I was just telling somebody yesterday that when there’s peace, then they tell people,  “Oh, we don’t need you.  We have all these regulations; we don’t need your help.”  But when 9/11 came, and what did they do?  They asked for the public’s help because the military, the police, and everybody realized that they couldn’t watch everything.  If anything looks suspicious, just call this number and let us know.  So you’re really saying that when it really comes time for a major crisis, everybody has to participate.  If you want to find out the cures for cancer and all this stuff here, you have to start from an early stage in elementary school exposing these kids to oncology, neurology, all these things, in the classroom.  Make little toys, little games, so everybody can participate.
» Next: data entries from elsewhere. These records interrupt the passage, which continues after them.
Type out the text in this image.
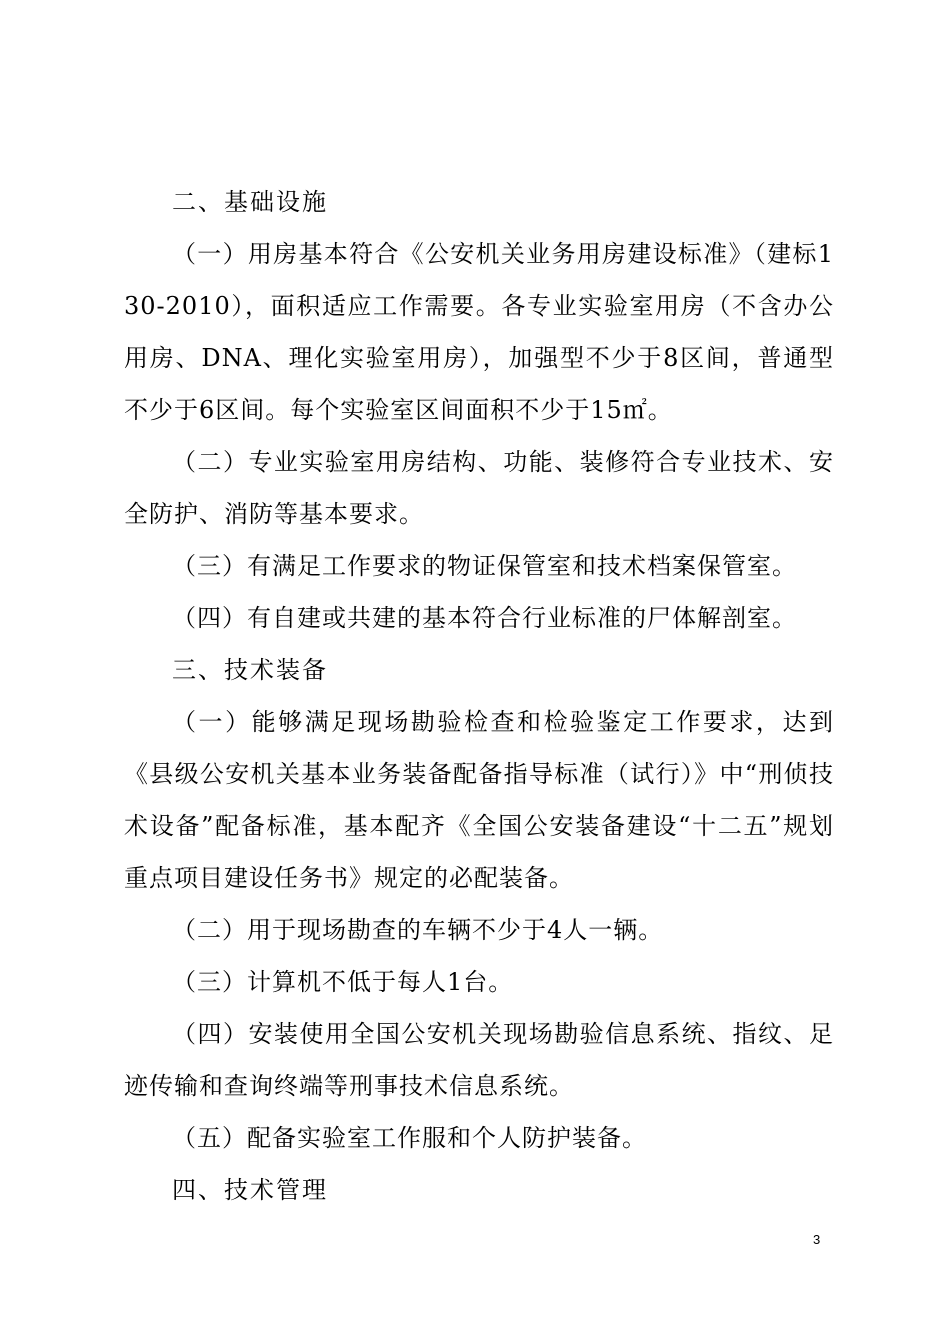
二、基础设施

（一）用房基本符合《公安机关业务用房建设标准》（建标130-2010），面积适应工作需要。各专业实验室用房（不含办公用房、DNA、理化实验室用房），加强型不少于8区间，普通型不少于6区间。每个实验室区间面积不少于15㎡。

（二）专业实验室用房结构、功能、装修符合专业技术、安全防护、消防等基本要求。

（三）有满足工作要求的物证保管室和技术档案保管室。

（四）有自建或共建的基本符合行业标准的尸体解剖室。

三、技术装备

（一）能够满足现场勘验检查和检验鉴定工作要求，达到《县级公安机关基本业务装备配备指导标准（试行）》中“刑侦技术设备”配备标准，基本配齐《全国公安装备建设“十二五”规划重点项目建设任务书》规定的必配装备。

（二）用于现场勘查的车辆不少于4人一辆。

（三）计算机不低于每人1台。

（四）安装使用全国公安机关现场勘验信息系统、指纹、足迹传输和查询终端等刑事技术信息系统。

（五）配备实验室工作服和个人防护装备。

四、技术管理

3
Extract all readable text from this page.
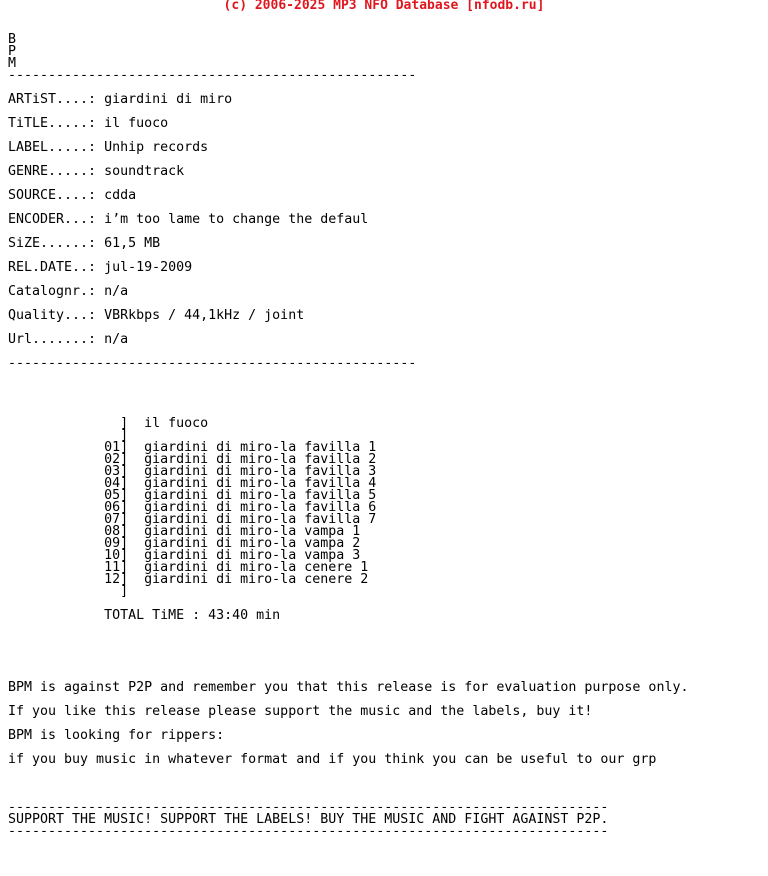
(c) 2006-2025 MP3 NFO Database [nfodb.ru]
B
P
M
---------------------------------------------------

ARTiST....: giardini di miro

TiTLE.....: il fuoco

LABEL.....: Unhip records

GENRE.....: soundtrack

SOURCE....: cdda

ENCODER...: i’m too lame to change the defaul

SiZE......: 61,5 MB

REL.DATE..: jul-19-2009

Catalognr.: n/a

Quality...: VBRkbps / 44,1kHz / joint

Url.......: n/a

---------------------------------------------------

]  il fuoco
]
01]  giardini di miro-la favilla 1
02]  giardini di miro-la favilla 2
03]  giardini di miro-la favilla 3
04]  giardini di miro-la favilla 4
05]  giardini di miro-la favilla 5
06]  giardini di miro-la favilla 6
07]  giardini di miro-la favilla 7
08]  giardini di miro-la vampa 1
09]  giardini di miro-la vampa 2
10]  giardini di miro-la vampa 3
11]  giardini di miro-la cenere 1
12]  giardini di miro-la cenere 2
]

TOTAL TiME : 43:40 min

BPM is against P2P and remember you that this release is for evaluation purpose only.

If you like this release please support the music and the labels, buy it!

BPM is looking for rippers:

if you buy music in whatever format and if you think you can be useful to our grp

---------------------------------------------------------------------------
SUPPORT THE MUSIC! SUPPORT THE LABELS! BUY THE MUSIC AND FIGHT AGAINST P2P.
---------------------------------------------------------------------------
You talk about trial and error. Somebody out of that is going to come up, it could be a five-year old kid, and say, “Well, what if you did this and did that?”  Somebody will say, “Wow, we never thought of that.”  That’s why I’m saying: we have to bring out the innovative and creative potential of what we as humans have, and you’re not going to do it by constantly putting a harness on somebody and saying you’re not allowed to express yourself or do what you do.

The elaborately ornamented exterior of Milford Graves's home.